Cheryl Gillan is a former Secretary of State for Wales and MP for Chesham and Amersham
Today is Autism Sunday, an internationally recognised day of prayer for people with autism and Asperger syndrome. The call is striking in its simplicity: a plea to religious organisations, community groups, local and world leaders to speak up for people affected by the lifelong condition that affects over 700,000 people in the UK alone. For a number of years I have been aware of, and increasingly concerned by, the lack of support for people with autism in this country, and a lack of understanding that autism affects adults as well as children. Children with autism become adults with autism.

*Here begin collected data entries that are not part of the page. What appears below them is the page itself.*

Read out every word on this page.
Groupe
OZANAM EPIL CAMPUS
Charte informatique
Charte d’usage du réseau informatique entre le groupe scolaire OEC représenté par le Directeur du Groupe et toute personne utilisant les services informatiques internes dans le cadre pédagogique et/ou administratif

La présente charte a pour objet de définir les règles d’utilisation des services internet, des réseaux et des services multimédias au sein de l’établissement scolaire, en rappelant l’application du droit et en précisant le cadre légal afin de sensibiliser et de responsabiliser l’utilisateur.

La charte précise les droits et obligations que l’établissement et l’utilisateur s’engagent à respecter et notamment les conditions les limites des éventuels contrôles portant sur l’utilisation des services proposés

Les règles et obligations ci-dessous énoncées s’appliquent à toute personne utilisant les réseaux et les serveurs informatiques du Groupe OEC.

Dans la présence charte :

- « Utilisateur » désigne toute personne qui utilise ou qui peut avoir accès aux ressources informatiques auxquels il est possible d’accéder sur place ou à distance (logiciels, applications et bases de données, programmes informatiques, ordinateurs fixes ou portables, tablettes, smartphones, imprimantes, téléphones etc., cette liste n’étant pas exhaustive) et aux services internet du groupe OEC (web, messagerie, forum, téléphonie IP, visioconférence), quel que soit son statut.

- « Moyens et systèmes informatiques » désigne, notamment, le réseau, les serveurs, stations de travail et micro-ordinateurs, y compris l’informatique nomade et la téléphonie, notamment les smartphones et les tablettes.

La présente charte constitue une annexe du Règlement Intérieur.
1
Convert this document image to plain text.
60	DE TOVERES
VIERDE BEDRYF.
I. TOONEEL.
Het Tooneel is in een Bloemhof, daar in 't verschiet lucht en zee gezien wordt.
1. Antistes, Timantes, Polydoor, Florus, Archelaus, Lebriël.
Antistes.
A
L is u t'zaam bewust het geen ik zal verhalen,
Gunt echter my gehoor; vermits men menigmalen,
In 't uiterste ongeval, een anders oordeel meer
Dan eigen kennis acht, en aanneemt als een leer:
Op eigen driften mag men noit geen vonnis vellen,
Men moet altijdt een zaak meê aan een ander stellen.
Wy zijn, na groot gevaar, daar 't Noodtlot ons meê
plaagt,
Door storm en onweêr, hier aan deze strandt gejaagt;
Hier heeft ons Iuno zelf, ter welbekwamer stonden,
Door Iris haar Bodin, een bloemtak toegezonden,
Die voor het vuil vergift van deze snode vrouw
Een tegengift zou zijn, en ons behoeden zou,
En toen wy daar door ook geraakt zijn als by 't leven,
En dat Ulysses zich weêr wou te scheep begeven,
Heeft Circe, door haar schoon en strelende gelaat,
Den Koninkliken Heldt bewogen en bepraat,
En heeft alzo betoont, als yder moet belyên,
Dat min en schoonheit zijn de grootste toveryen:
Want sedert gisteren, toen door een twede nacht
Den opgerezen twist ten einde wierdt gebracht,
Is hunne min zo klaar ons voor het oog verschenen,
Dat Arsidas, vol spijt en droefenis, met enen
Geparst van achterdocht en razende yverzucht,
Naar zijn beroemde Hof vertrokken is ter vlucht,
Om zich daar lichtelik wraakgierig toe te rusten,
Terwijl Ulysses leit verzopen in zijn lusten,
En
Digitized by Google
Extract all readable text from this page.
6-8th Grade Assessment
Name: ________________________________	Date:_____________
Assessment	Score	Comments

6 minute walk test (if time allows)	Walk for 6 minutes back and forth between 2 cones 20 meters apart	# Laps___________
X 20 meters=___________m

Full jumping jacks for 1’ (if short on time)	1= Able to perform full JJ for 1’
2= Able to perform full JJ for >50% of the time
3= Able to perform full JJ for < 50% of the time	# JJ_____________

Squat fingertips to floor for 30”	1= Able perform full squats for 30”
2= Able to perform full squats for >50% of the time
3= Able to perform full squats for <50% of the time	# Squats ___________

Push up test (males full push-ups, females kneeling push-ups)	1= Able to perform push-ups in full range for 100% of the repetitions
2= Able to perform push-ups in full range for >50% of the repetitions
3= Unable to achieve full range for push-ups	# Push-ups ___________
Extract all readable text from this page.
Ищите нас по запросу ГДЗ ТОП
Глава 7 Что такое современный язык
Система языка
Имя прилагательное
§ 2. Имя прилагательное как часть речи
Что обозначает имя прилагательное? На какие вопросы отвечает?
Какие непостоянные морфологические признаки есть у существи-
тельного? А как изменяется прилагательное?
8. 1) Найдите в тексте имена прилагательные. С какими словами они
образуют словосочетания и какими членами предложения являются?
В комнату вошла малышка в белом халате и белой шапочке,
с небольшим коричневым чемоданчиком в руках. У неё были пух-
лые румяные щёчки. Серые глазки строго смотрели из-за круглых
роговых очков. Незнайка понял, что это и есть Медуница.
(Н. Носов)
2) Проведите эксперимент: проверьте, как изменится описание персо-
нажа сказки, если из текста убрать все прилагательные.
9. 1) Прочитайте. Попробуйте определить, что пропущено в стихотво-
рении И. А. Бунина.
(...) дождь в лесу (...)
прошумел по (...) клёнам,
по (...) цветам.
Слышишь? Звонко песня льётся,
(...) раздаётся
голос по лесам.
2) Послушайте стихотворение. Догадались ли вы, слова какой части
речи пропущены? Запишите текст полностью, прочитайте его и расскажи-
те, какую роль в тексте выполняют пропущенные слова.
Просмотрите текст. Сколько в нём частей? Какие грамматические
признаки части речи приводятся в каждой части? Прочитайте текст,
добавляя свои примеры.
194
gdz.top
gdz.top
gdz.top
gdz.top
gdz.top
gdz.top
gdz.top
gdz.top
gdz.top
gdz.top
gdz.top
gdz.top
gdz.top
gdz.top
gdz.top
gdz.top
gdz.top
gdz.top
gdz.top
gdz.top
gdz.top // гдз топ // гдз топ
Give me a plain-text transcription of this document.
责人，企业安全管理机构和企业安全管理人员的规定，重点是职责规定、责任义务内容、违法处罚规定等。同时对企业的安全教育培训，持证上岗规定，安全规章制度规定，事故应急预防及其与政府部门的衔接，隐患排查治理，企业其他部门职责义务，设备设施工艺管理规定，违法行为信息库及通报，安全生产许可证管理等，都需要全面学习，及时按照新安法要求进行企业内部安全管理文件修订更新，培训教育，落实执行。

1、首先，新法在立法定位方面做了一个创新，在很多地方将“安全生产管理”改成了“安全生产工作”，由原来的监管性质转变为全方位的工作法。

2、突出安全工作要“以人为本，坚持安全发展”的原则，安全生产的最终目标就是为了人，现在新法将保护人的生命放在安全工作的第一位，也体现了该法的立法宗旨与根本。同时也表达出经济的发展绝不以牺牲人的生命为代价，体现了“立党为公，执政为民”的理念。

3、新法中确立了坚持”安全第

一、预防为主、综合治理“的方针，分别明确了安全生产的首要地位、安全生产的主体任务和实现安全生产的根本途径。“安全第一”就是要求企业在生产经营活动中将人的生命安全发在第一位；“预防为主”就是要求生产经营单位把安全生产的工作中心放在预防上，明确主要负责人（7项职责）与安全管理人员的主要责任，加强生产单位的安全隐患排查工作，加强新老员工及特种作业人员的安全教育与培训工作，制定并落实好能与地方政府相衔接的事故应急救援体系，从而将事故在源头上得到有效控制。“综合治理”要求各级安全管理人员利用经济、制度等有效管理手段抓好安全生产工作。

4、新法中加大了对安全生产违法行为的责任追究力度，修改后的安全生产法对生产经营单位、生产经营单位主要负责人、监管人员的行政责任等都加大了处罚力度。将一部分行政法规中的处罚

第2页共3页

Autism affects the way a person communicates with, and relates to, other people, as well as how they make sense of the world. This can make it difficult to perform everyday tasks that many of us take for granted. In a recent survey by the National Autistic Society (NAS), 63 per cent of adults with autism who responded said that they need help preparing a meal while 36 per cent said they needed support washing and dressing.
I first became aware of the challenges facing adults with autism in accessing the help they needed back in 2008, and used a Private Members Bill to draw urgent attention to the issue. The resulting Autism Act 2009 was a phenomenal achievement, and is this country’s only piece of disability-specific legislation. It achieved cross party support and was heralded as a major step forwards in ensuring support and services for adults with the condition, by committing the Government into publishing an adult autism strategy. This set out how adults with autism should be better supported, and placed duties on local authorities and the NHS to take action.
I am immensely proud of what has been achieved so far, but there is still a long way to go before all adults with autism start receiving the care and support they need. For example, in a recent NAS survey 70 per cent of adults with autism said that they are not receiving the help they need from social services, and only 23 per cent of those who did have contact with social workers felt that they had a good understanding of the condition and its effects. This must change and the Government’s current review of the implementation of the strategy is a unique opportunity to urge local authorities and Ministers to ensure they live up to their commitments.
Times are challenging, but this must not be used as an excuse for failing to meet obligations to adults with autism and their families. With the right support, many adults with autism can work and participate in their communities. For instance, difficulties in communication and social interaction might mean that someone with autism finds it hard to find and keep a steady job. They may find it challenging to prepare a CV, or need support in preparing for an interview. And once they have a job, they might find it difficult to work with people who don’t understand their condition. Small disagreements that you or I might find easy to navigate, and accept as part of working life, can be really distressing for a person with autism, and have a devastating effect on their ability to do their job. These difficulties can be addressed by investing in low-level services such as employment support and social skills training, which can prevent an adult with autism from feeling isolated and neglected, on the periphery of society.
A number of barriers to successful implementation of the autism strategy have been identified, and the good news is that there are simple yet effective solutions to these challenges. An ‘innovation fund’ would support local authorities to improve the services currently available to adults with autism, and help them to develop understanding of the best way to deliver services and highlight areas of best practice .An autism awareness scheme would allow volunteers and community groups to tap into resources that would help them to develop a programme of autism awareness and training in their local areas. This can be achieved in the simplest of ways: adaptations to public buildings and local businesses, autism awareness training for front line staff in public services or more autism-friendly activities at the cinema or swimming pool, for example.
These changes need to be supported by a commitment to increasing transparency and accountability for improving services across local government. Together, these three proposals have the capacity to ensure that the strategy really works for adults with autism in England and helps them to lead the lives they choose. And there are financial benefits too. Economic modelling by Deloitte published last year shows that cost-savings can be made by investing in support for people with autism and other disabilities. The study shows that every £1 spent on services generates returns for central government, local government and people with disabilities and their families worth an average of £1.30.
As people all over the world take time today to remember people with autism in their thoughts and prayers, I would urge this Government to seriously consider the practical solutions that can be introduced to help adults with autism live a full and active life in our society. They have the chance to really change things and it should not go to waste.